Кэйт закрыла глаза, стараясь сохранить самообладание. Хватит и того, что Зак взбешен. Если он взорвется, это только добавит им трудностей.
Клокочущим от ярости голосом он произнес:
— Если они осудят тебя, клянусь Богом, Кэти, я силой вырву тебя отсюда и увезу за границу.
Кэйт застыла в изумлении.
— Не говори так, Закария, мы не должны даже думать об этом.
— Как? — рявкнул он. — Боже!
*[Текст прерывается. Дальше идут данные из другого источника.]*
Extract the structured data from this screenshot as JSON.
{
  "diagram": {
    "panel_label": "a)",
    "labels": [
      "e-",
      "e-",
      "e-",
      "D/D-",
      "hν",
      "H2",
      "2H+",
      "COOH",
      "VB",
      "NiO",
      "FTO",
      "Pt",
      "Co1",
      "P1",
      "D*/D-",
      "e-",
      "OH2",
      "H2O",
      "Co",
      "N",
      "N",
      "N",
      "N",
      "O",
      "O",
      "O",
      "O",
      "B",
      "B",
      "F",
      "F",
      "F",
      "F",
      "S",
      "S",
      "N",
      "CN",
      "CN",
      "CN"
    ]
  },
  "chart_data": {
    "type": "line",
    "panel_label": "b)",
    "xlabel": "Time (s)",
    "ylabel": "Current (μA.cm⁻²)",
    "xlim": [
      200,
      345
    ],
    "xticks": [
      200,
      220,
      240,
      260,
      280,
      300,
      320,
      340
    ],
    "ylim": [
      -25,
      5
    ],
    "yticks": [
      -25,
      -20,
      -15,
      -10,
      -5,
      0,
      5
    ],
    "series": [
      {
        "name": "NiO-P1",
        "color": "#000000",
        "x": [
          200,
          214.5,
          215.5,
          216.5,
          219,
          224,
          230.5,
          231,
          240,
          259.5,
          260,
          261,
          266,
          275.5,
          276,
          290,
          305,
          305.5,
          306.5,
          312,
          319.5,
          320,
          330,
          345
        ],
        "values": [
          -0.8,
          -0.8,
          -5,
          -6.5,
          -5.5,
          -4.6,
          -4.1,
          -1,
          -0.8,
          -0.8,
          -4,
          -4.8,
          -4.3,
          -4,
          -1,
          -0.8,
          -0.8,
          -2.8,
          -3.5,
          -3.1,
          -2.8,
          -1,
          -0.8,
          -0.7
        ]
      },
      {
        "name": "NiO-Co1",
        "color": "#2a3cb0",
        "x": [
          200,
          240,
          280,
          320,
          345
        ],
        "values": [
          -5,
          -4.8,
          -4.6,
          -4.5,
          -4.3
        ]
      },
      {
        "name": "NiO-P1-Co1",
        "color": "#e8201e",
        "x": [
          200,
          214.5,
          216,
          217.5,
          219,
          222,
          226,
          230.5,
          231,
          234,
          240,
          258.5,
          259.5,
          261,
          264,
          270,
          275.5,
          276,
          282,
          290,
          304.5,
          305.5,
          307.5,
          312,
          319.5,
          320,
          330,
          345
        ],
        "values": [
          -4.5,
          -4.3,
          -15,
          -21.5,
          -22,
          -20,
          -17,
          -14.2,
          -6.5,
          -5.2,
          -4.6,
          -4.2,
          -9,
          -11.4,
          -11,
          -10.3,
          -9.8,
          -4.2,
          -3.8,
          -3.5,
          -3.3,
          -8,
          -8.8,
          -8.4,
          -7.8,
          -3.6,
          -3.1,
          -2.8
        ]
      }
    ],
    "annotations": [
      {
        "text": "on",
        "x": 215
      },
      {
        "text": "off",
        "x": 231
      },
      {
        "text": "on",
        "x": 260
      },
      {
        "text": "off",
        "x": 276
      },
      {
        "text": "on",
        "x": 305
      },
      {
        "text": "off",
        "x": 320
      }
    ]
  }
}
Ты моя жена! Я не позволю им распоряжаться тобой! Будь я проклят, если допущу это!
Кэйт боролась со слезами. Наконец она почувствовала, что в состоянии говорить.
— Я доверила тебе свою дочь, Зак, ты знаешь. Я поверила в то, что ты поможешь ей встать на ноги. Как ты сделаешь это, если тебя арестуют и бросят в тюрьму?
Молчание показало Кэйт, что она попала в самую точку. Но боль, которую она увидела в его глазах, почти лишила ее сил.
— Мы должны молиться, Зак, за справедливый исход дела. Когда все это кончится, мы со смехом вспомним о наших страхах.
«Когда все это кончится». Очень смело! Порою Кэйт чувствовала, что не верит в это. Но когда ей казалось, что она не вынесет уже ни минуты такого отчаяния, она находила в душе силы прожить и этот день, и следующие.
Время шло медленно, с беспощадным однообразием. Приближался день суда.